Non Fiction Tuesday: Non Fiction Preview: Little Brother

 I'm always looking at the new non fiction books being published.  My TBR is long - and just getting longer.  Here's a new title I'm looking forward to:







Little Brother: Love, Tragedy, and My Search For The Truth by Ben Westhoff

Due out: May 24, 2022


Synopsis taken from Amazon:


In the tradition of such intimate explorations of race and inequality in America as The Other Wes Moore and The Short and Tragic Life of Robert PeaceLittle Brother tells the story of journalist Ben Westhoff's relationship with Jorell Cleveland through the Big Brothers Big Sisters program and investigates Jorell's tragic fatal shooting at the age of nineteen.
 
In 2005, soon after Ben Westhoff moved to St. Louis, he joined the Big Brothers Big Sisters program and was paired with Jorell Cleveland. Ben was twenty-eight, a white college grad from an affluent family in Minnesota. Jorell was eight, one of nine children from a poor, African American family living in Ferguson. But the two instantly connected. Ben and Jorell formed a bond stronger than nearly any other in their lives. When Ben met the woman who'd become his wife, she observed that Ben and Jorell were "a package deal." They were brothers.

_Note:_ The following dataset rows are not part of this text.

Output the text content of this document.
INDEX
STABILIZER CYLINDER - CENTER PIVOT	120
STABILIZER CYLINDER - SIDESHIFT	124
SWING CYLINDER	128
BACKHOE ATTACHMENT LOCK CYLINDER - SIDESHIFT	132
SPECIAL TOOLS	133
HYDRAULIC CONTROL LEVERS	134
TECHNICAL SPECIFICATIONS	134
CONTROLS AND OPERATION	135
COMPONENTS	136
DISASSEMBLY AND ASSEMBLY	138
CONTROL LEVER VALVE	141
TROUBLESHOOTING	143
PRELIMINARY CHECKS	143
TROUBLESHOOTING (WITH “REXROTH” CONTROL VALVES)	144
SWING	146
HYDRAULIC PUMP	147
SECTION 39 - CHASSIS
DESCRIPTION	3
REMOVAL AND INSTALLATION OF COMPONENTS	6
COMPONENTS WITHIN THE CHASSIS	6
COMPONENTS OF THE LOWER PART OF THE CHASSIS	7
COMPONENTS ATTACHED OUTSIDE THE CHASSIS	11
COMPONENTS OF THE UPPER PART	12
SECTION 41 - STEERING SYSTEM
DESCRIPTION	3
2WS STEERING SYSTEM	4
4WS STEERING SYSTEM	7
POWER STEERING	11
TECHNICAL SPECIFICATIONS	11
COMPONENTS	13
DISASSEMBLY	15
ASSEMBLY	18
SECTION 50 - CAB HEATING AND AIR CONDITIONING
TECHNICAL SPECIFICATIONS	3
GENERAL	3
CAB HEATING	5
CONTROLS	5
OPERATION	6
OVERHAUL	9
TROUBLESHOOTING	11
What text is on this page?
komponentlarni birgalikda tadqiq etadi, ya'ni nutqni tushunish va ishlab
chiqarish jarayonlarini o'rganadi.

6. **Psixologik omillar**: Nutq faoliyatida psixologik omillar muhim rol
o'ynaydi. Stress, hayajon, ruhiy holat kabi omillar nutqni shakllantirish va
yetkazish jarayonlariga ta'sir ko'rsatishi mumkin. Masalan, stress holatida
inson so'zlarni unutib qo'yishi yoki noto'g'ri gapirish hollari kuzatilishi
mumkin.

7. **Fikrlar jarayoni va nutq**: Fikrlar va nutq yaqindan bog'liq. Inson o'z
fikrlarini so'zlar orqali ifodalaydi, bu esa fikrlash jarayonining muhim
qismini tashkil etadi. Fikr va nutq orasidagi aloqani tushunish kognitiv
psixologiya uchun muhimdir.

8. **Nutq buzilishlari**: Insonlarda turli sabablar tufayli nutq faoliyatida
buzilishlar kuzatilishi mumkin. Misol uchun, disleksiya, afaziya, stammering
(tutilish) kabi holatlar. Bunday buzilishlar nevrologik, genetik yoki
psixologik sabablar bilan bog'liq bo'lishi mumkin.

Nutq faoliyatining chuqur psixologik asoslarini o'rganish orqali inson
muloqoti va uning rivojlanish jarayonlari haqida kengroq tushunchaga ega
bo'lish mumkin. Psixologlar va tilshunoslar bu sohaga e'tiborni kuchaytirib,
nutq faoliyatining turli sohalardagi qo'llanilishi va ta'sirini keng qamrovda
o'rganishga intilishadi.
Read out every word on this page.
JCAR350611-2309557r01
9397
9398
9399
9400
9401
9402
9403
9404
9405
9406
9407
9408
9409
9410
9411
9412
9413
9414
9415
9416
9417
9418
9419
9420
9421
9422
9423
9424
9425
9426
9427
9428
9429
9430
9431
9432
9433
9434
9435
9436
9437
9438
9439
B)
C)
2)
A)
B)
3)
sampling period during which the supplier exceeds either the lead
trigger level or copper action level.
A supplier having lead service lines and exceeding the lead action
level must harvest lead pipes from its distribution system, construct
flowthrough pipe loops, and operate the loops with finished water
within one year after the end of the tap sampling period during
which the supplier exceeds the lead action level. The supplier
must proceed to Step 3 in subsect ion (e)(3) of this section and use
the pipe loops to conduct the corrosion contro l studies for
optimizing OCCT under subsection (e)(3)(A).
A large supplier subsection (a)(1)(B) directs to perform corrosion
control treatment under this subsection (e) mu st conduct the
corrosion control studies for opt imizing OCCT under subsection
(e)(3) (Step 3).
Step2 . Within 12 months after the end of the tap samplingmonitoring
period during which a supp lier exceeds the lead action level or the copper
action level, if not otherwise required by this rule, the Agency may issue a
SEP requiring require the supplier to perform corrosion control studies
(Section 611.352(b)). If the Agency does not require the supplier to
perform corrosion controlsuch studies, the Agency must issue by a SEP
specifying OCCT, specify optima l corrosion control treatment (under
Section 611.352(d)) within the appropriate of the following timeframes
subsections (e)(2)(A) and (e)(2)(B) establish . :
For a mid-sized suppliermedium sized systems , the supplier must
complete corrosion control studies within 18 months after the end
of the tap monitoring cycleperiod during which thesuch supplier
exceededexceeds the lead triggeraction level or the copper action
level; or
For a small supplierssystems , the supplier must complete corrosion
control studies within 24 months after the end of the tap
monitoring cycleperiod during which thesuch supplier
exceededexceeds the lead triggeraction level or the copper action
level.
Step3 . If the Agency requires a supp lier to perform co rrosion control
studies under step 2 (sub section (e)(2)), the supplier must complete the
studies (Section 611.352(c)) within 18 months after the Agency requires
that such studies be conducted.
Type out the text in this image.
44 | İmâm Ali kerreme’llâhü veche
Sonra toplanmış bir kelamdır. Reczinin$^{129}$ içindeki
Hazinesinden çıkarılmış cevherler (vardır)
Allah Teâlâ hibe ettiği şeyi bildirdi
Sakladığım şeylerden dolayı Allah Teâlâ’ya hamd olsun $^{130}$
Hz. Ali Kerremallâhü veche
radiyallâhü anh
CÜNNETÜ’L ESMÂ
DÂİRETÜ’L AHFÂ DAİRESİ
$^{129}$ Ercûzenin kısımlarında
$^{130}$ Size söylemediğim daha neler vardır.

In the summer of 2016, Jorell was shot at point blank range in broad daylight in the middle of the street, yet no one was charged in his death. Ben grappled with mourning Jorell, but also with a feeling of responsibility. As Jorell’s mentor, what could he have done differently? As a journalist, he had reported on gang life, interviewed crime kingpins, and even infiltrated drug labs in China. But now, he was investigating the life and death of someone he knew personally and examining what he did and did not know about his friend. Learning the truth about Jorell and the man who killed him required Ben to uncover a heartbreaking cycle of poverty, poor education, drug trafficking, and violence. Little Brother brilliantly combines a deeply personal history with a true-crime narrative that exposes the realities of life in communities like Ferguson all around the country.